For the longest of times I used to look at people with such disbelief when they used to say things like, “oh, maths is so beautiful!” or something along those lines, but that changed about four months back when I had a course in group theory. Our professor wasn’t all that supportive, but I found an amazing channel on YouTube to learn from; and there was always the textbook to refer to. Learning about isomorphisms is when shifted camps, because I realised that the numbers that we are so familiar with are just symbols that represent something that has a deeper meaning behind. Making that connection for myself is what revealed the beauty of mathematics to me. Also, the proofs. Oh god, the proofs were so beautifully logistic.

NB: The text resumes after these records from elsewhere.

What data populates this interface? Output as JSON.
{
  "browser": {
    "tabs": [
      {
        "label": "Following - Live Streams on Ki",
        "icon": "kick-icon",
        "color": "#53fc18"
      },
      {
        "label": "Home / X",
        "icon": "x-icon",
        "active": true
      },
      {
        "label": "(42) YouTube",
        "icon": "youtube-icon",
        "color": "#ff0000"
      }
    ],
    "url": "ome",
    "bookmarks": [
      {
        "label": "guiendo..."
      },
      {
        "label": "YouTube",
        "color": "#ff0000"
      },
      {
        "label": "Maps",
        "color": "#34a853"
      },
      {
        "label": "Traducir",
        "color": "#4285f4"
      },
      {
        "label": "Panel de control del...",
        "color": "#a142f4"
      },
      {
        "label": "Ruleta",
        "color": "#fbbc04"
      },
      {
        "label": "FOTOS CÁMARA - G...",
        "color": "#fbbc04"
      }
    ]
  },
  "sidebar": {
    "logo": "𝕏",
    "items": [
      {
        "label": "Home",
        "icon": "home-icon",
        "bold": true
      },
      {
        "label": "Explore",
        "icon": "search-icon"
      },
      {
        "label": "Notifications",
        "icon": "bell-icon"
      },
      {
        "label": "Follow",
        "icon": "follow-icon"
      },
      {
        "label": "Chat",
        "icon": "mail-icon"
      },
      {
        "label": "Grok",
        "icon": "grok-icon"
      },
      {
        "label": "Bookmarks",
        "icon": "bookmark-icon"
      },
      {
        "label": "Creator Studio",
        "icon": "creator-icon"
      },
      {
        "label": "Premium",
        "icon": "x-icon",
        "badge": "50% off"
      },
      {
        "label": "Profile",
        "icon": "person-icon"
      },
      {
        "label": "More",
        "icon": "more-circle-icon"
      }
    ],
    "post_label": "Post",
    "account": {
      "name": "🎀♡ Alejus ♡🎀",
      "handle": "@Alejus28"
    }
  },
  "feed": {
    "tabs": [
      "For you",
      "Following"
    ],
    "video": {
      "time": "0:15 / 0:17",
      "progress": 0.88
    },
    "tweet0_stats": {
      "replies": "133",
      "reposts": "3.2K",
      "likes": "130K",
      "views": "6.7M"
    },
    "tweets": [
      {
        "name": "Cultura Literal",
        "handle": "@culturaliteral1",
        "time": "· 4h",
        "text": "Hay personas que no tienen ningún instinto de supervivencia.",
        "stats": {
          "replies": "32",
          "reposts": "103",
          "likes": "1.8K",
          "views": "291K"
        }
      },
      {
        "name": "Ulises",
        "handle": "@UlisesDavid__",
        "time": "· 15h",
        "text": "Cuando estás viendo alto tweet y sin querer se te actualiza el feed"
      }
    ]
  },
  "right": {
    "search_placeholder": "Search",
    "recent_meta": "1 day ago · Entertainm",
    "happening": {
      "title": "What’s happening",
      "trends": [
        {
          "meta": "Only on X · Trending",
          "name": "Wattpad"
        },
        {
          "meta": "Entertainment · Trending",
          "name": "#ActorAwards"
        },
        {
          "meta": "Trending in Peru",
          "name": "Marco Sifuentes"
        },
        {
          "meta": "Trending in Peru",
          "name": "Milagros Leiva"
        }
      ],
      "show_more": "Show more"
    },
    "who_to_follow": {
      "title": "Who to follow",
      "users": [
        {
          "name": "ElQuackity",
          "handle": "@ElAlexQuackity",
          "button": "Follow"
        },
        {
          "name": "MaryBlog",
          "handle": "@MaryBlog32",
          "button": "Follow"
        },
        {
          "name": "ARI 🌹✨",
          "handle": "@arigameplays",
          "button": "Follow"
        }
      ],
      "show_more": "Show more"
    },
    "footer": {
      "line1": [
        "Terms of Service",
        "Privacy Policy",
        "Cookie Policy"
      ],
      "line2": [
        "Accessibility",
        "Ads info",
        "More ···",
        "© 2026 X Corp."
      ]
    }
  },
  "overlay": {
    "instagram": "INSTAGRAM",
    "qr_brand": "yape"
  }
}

The logic they followed simply flowed with such elegance from one step to another. It was as if this abstraction of mathematics was actually manifesting itself physically in front of my eyes.
Group theory was, therefore, the point where I understood the meaning behind people calling mathematics beautiful.
But as much as I like going through proofs, and as much as I love the feeling of utter joy and triumph at actually coming up with correct proofs, I really fucking hate coming up with them while I’m taking exams. I loathe it from the bottom of my heart. Because you never really have enough time to go over it again and again, you’re never too sure if you need to prove the theorem you just used to prove another theorem, and that’s why I have never been able to score in the questions which required me to write formal proofs. I have no problem writing them down when I’m studying by myself, because at that time, I have all the time in the world to go over it checking for consistency as many times as I’d like, but doing it while taking exams makes me cringe. I have a course in Analysis in One Variable and Theory of Calculus this semester and I just hope that I am able to overcome this hurdle. Would love to know if there are others out there that share my point of view!